As they did in Ms. Holmes’s case, prosecutors urged Judge Davila that a long sentence would discourage Silicon Valley entrepreneurs and start-up founders from stretching the facts. A lengthy sentence would “rebuild the trust investors must have when backing innovators,” they claimed in court documents.

Prosecutor Jeffrey Schenk, an assistant U.S. attorney, argued in court on Wednesday that Mr. Balwani should serve a longer term than Ms. Holmes because he controlled the Theranos lab, which put patients at risk.
Mr. Balwani was given a lot of leeway in how the lab was managed. “He made choices that had an effect on the information that was sent to patients,” Mr. Schenk said. He continued by saying that “some of the greatest harm” came from the laboratory.
Attorney for Mr. Balwani Jeffrey Coopersmith put the blame on Ms. Holmes, who was found not guilty of patient fraud. “She was the C.E.O. He referred to her as “the public face of Theranos.”
Mr. Balwani did not read a statement to the Court during his court appearance with his family. The victims kept quiet.
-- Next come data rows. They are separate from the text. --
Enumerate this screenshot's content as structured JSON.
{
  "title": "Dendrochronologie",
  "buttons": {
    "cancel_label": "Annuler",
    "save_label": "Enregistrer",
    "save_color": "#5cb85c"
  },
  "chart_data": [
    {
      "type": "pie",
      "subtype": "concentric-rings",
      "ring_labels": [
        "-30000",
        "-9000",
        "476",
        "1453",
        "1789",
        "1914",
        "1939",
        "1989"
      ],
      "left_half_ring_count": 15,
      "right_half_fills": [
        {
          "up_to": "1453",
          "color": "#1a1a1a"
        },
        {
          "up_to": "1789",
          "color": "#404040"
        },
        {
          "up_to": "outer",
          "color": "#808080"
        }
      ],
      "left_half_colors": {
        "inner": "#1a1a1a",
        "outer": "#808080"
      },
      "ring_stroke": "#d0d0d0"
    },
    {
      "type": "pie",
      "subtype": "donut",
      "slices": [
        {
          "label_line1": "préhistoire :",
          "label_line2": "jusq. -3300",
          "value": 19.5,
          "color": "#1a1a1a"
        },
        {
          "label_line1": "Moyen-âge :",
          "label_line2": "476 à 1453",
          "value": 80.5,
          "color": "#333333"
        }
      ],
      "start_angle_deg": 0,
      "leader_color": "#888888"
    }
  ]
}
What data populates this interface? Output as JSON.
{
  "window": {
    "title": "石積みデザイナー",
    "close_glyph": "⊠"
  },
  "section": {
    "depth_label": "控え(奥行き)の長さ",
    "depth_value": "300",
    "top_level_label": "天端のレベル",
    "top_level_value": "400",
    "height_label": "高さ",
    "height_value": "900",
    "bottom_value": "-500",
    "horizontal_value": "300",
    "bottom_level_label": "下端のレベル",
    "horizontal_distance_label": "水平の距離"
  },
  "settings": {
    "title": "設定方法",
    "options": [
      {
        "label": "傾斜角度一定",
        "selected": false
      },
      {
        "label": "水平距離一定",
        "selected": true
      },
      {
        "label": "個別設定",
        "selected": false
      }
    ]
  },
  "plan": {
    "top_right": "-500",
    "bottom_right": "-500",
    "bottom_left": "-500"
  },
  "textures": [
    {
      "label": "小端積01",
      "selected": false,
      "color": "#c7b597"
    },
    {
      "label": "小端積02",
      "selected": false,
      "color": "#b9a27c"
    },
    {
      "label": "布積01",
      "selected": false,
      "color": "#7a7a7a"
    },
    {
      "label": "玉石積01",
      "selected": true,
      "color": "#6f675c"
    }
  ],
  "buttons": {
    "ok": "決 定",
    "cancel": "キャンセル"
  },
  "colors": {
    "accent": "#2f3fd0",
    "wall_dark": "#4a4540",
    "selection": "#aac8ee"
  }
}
Former federal prosecutor and current head of white-collar litigation at Cole Schotz Michael Weinstein claims that Mr. Balwani’s difficulties stem from the fact that he lacks “some of the same sympathies Ms. Holmes possesses.” Mr. Balwani, he said, “is a little bit older and wiser,” so “the court would expect more from him as an executive.”
Mr. Balwani had previously worked at software firms and led an e-commerce start-up, from which he reportedly profited $40 million at the height of the dot-com boom. Shortly after Ms. Holmes founded Theranos in 2003, he and Ms. Holmes met; at the time, he was 37 and she was 18. Mr. Balwani joined the company and invested $4.6 million in it in 2009.
After The Wall Street Journal reported that Theranos’s tests did not work as stated in 2015, Mr. Balwani departed the company in 2016 and split with Ms. Holmes. In 2018, Theranos went bankrupt.
That year, federal authorities charged Mr. Balwani and Ms. Holmes with fraud. After their cases were initially consolidated, they were eventually split up, and Mr. Balwani’s trial began this year.
At trial, prosecutors claimed he was aware that Theranos’ technology did not deliver as promised because of his extensive involvement in the company. He did a lot of work for the company beyond just running the lab, including creating financial predictions and meeting with investors.
Attorneys for Mr. Balwani claimed that he was a firm believer in Theranos’s goals. People said that Ms. Holmes, not Mr. Balwani, had been in command.
Every defendant was addressed at some point during every other defendant’s trial, although no one testified against anyone else. Ms. Holmes presented allegations of emotional and sexual abuse against Mr. Balwani during her trial; these allegations were not admissible against Mr. Balwani.
A jury decided that Mr. Balwani was guilty of fraud against Theranos’s investors and customers. After the conviction, he sought for and was refused a new trial.
Ms. Holmes, who must surrender to authorities in April, has given notice of an impending appeal by filing paperwork this week. She referred to the prosecution’s conflicting accounts of her relationship with Mr. Balwani there. In court, she and her accuser were treated as equals. However, “the government took the opposite position and stressed Mr. Balwani’s age, expertise, and influence over Ms. Holmes,” as her attorneys put it, during the trial of Mr. Balwani.
Before handing down Mr. Balwani’s sentence, Judge Davila considered the executive’s background in education and business, concluding that Mr. Balwani’s “tragic” behavior at Theranos was all the more shocking in light of his accomplishments.
We ran a profitable enterprise. Judge Davila praised Theranos for having a “solid idea.” But when issues emerged at work, Mr. Balwani “chose to go forward with deceit,” he added.